A linear equation is an algebraic equation where each term is either a constant or the product of a constant and a single variable raised to the first power. When graphed, a linear equation always forms a straight line, like this example y equals 0.5x plus 1.
Linear equations can be written in several standard forms. The standard form is A x plus B y equals C, where A, B, and C are constants. The slope-intercept form is y equals m x plus b, where m is the slope and b is the y-intercept. The point-slope form is y minus y one equals m times x minus x one, useful when you know a point and the slope.
The slope measures how steep a line is, calculated as rise over run or the change in y divided by the change in x. A positive slope means the line goes up from left to right. The y-intercept is where the line crosses the y-axis, at the point zero comma b. In this example, the slope is 1.5 and the y-intercept is 2.
To solve a linear equation, we isolate the variable using inverse operations. For example, to solve 2x plus 3 equals 11, first subtract 3 from both sides to get 2x equals 8. Then divide both sides by 2 to get x equals 4. We can verify this graphically where the line y equals 2x plus 3 intersects the horizontal line y equals 11 at the point 4 comma 11.
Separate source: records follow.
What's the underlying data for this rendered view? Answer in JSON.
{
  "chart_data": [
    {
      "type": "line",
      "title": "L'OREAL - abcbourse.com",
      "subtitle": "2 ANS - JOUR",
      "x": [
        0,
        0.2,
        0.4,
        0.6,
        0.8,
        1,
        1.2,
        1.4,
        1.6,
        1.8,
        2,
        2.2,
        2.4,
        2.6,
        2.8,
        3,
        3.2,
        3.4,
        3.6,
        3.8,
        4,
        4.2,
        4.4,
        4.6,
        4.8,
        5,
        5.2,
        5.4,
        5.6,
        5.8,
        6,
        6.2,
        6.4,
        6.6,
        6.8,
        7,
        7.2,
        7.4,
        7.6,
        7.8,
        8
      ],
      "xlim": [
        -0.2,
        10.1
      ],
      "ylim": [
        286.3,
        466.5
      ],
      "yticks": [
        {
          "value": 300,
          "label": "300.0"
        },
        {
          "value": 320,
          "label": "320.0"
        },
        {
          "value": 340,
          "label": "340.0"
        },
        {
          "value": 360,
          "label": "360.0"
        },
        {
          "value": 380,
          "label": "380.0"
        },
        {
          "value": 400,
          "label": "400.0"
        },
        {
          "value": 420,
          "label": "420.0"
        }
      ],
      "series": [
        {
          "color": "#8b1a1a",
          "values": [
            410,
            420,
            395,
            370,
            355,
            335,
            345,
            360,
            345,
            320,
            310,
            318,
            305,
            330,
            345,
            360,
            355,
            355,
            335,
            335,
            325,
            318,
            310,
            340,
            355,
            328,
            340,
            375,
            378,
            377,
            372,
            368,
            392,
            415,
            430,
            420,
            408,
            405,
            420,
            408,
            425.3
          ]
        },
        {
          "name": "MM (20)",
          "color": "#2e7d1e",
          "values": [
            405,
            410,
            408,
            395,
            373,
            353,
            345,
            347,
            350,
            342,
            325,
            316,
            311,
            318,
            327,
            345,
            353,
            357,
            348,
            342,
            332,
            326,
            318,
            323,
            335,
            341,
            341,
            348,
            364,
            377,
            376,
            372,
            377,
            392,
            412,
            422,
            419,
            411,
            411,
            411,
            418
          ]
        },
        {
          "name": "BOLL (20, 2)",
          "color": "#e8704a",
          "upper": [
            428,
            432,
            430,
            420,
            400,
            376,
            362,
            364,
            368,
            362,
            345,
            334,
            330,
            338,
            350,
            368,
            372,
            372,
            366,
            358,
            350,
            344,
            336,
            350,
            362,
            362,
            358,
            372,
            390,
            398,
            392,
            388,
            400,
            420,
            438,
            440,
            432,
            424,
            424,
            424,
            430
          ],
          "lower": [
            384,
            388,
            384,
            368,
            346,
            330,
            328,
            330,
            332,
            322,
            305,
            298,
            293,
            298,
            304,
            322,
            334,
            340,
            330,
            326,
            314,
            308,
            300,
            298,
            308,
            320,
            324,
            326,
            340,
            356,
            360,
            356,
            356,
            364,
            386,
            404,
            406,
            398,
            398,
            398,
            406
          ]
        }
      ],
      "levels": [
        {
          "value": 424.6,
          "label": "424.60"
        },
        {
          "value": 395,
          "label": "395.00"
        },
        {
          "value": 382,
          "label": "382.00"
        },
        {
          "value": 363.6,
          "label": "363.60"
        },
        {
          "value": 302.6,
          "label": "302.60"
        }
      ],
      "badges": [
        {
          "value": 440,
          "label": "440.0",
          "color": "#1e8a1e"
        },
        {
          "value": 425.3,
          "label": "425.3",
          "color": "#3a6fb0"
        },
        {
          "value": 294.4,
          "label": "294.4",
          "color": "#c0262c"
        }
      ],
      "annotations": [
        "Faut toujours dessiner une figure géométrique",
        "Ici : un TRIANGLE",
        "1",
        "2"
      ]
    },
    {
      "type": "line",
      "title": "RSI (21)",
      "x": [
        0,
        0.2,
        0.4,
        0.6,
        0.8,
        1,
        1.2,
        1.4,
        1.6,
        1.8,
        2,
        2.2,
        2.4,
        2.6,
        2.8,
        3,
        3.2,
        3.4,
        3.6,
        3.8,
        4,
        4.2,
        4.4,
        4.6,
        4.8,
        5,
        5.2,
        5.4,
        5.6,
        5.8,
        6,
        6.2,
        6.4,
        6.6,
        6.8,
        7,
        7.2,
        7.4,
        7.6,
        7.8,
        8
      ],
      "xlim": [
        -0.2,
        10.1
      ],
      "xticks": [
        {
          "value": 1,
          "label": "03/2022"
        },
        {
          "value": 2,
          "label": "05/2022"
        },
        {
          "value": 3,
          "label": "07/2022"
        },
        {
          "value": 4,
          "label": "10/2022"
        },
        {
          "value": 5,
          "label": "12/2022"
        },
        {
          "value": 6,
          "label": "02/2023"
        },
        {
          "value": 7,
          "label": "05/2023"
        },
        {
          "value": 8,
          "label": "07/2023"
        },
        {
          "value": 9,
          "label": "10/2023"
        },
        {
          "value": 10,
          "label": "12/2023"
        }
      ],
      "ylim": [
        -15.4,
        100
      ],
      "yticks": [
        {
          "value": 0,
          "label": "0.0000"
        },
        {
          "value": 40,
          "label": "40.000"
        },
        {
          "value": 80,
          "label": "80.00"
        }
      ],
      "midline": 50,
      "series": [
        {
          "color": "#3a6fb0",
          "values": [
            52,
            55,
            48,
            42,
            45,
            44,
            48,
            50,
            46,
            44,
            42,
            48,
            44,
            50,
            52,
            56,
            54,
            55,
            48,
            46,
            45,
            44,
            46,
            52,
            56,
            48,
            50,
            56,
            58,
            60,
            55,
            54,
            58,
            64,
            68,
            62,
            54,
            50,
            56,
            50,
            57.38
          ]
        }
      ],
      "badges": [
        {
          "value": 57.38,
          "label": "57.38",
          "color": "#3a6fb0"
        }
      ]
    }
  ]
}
Linear equations have many real-world applications including distance and speed problems, cost and pricing models, temperature conversions, and population growth. For example, the formula to convert Celsius to Fahrenheit is F equals nine-fifths C plus 32, which is a linear equation. At 0 degrees Celsius, water freezes at 32 degrees Fahrenheit, and at 100 degrees Celsius, water boils at 212 degrees Fahrenheit. Linear equations help us model and solve everyday problems efficiently.